Am Montag wird wieder verhandelt, auch über Flaggen
Die Parteichefs Herbert Kickl (FPÖ) und Christian Stocker (ÖVP) sollen auch ab Montag vorwiegend auf Chefebene und in den Steuerungsgruppen weiter verhandeln, denn Probleme gibt es noch immer viele.
Dass es selbst in den Untergruppen mehrheitlich hakt, zeigen die nun aufgetauchten Protokolle, über die auch der ORF berichtete. So fordert die FPÖ laut den am Wochenende geleakten Papieren, dass nicht alle Amtsgebäude eine EU-Fahne tragen sollen. Selbst in der Asylfrage ist man sich nicht einig: Die blauen Verhandler wollen etwa „Pushbacks“ an den Außengrenzen und stellen das Asylrecht infrage.
Dauer von Grundwehrdienst ebenfalls Thema
Im Bereich Inneres – beide Parteien beanspruchen das Ministerium für sich – will die FPÖ laut den Protokollen das Krisensicherheitsgesetz abschaffen. Hier werden globale Krisen wie Kriege und Pandemien in den Blick genommen, staatliche Resilienzen sollen dadurch gesteigert werden.
Gestrichen werden soll im Sinne der FPÖ auch die CO2-Bepreisung. Auch eine Anhebung des Grundwehrdienstes auf zehn Monate und „Schmerzensgeld“ für die Coronavirus-Maßnahmen schweben den blauen Verhandlern vor. Viele große Brocken sollen nach wie vor die Parteispitzen selbst ausverhandeln.
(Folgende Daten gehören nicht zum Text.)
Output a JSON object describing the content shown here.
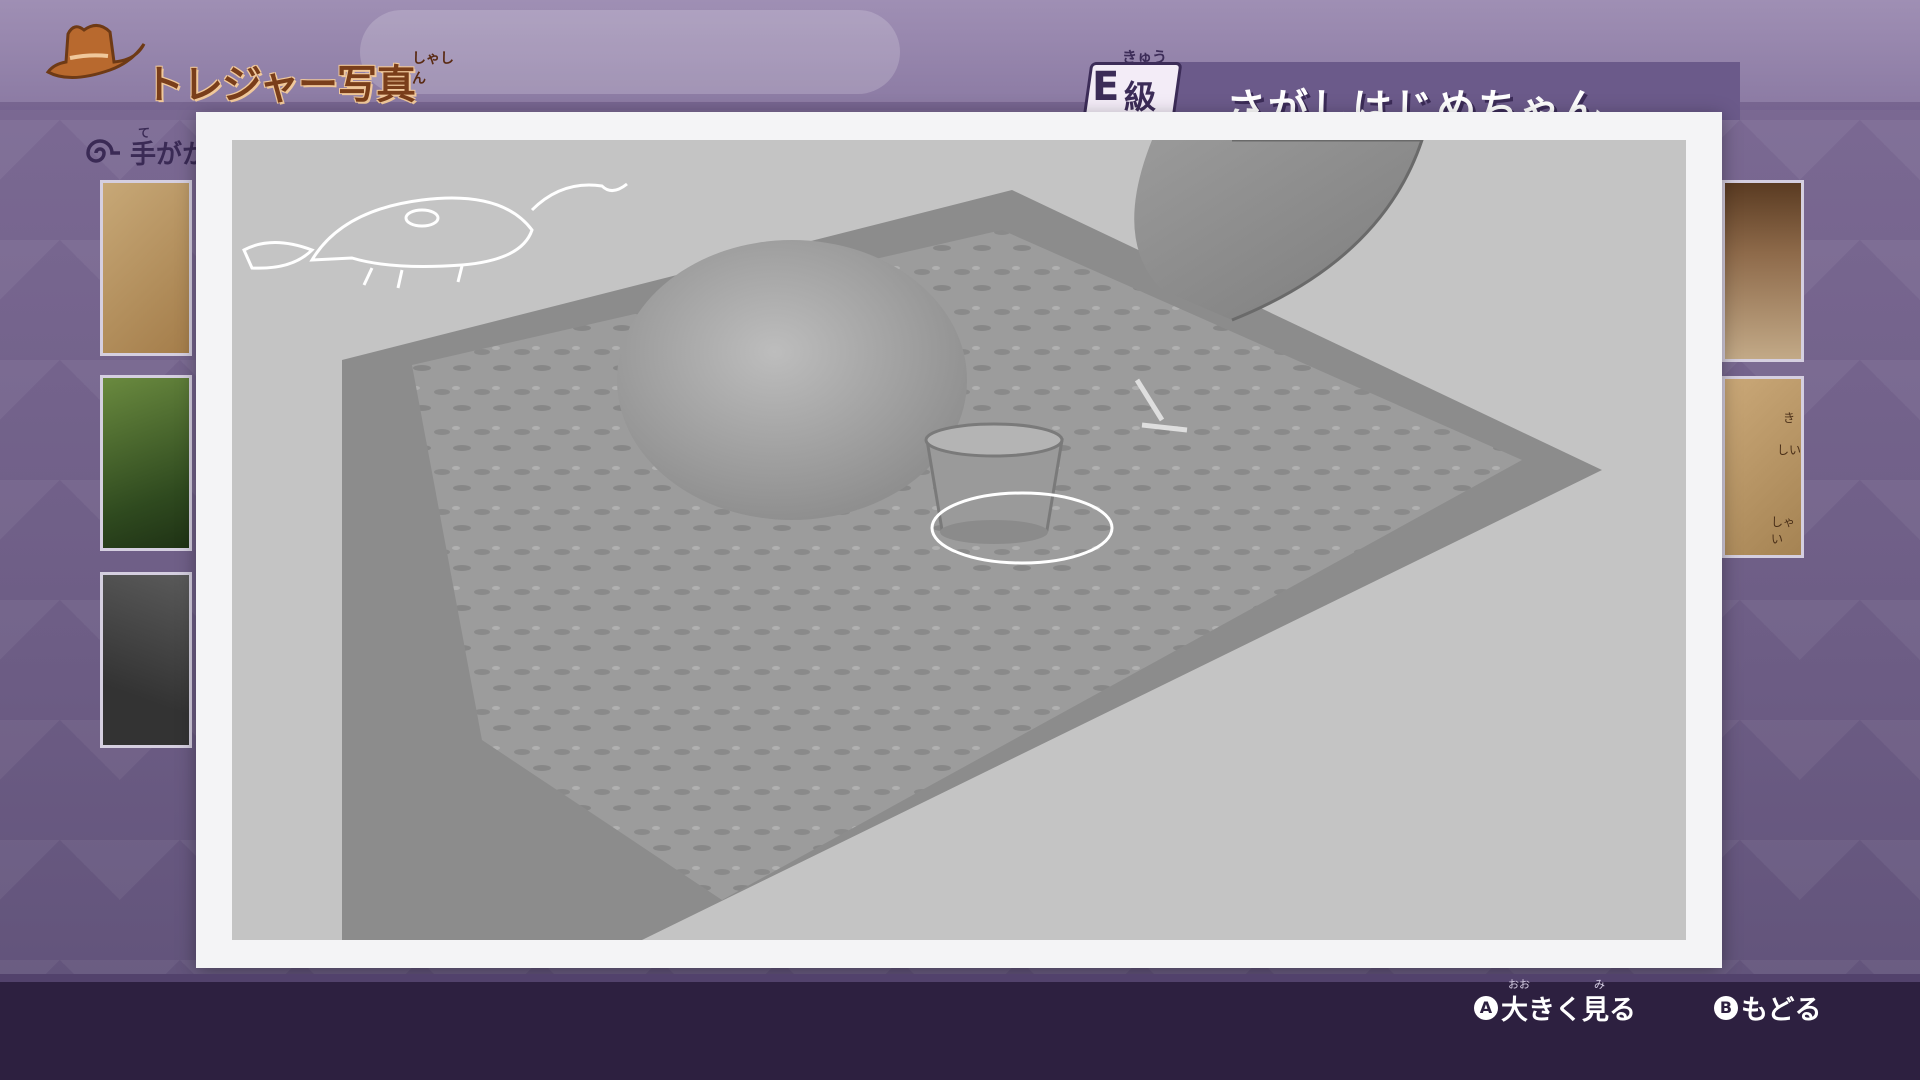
{
  "header": {
    "logo_text": "トレジャー写真",
    "logo_ruby": "しゃしん",
    "level_grade": "E",
    "level_kanji": "級",
    "level_ruby": "きゅう",
    "level_name": "さがしはじめちゃん"
  },
  "sidebar": {
    "clue_label": "手がかり",
    "clue_ruby": "て",
    "right_thumb_text": [
      "き",
      "しい",
      "しゃい"
    ]
  },
  "photo": {
    "subject": "sandbox-with-bucket",
    "highlight_color": "#ffffff"
  },
  "footer": {
    "hint_a_button": "A",
    "hint_a_label": "大きく見る",
    "hint_a_ruby_1": "おお",
    "hint_a_ruby_2": "み",
    "hint_b_button": "B",
    "hint_b_label": "もどる"
  },
  "colors": {
    "header": "#8b7aa3",
    "background": "#6e5f86",
    "footer": "#2d2040",
    "logo": "#7a3e1a",
    "frame": "#f4f4f6"
  }
}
ÖVP sieht Linien überschritten
Vor allem der Wirtschaftsflügel der ÖVP sieht sich mit für ihn unmöglichen FPÖ-Forderungen konfrontiert. Nach Bankenabgabe und einem finanziellen Beitrag der Kammern zur Budgetsanierung verlangen die Freiheitlichen nun auch, dass Kirchenbeitrag und Spenden an gemeinnützige Vereine nicht mehr steuerlich absetzbar sind.
Auch das Ende der Grundsteuerbefreiung für Kirchengebäude wird gefordert. Nach FPÖ-Rechnungen könnte die gestrichene Absetzbarkeit des Kirchenbeitrags jährlich 155 Millionen Euro bringen, die Steuerbegünstigungen 60 Millionen Euro.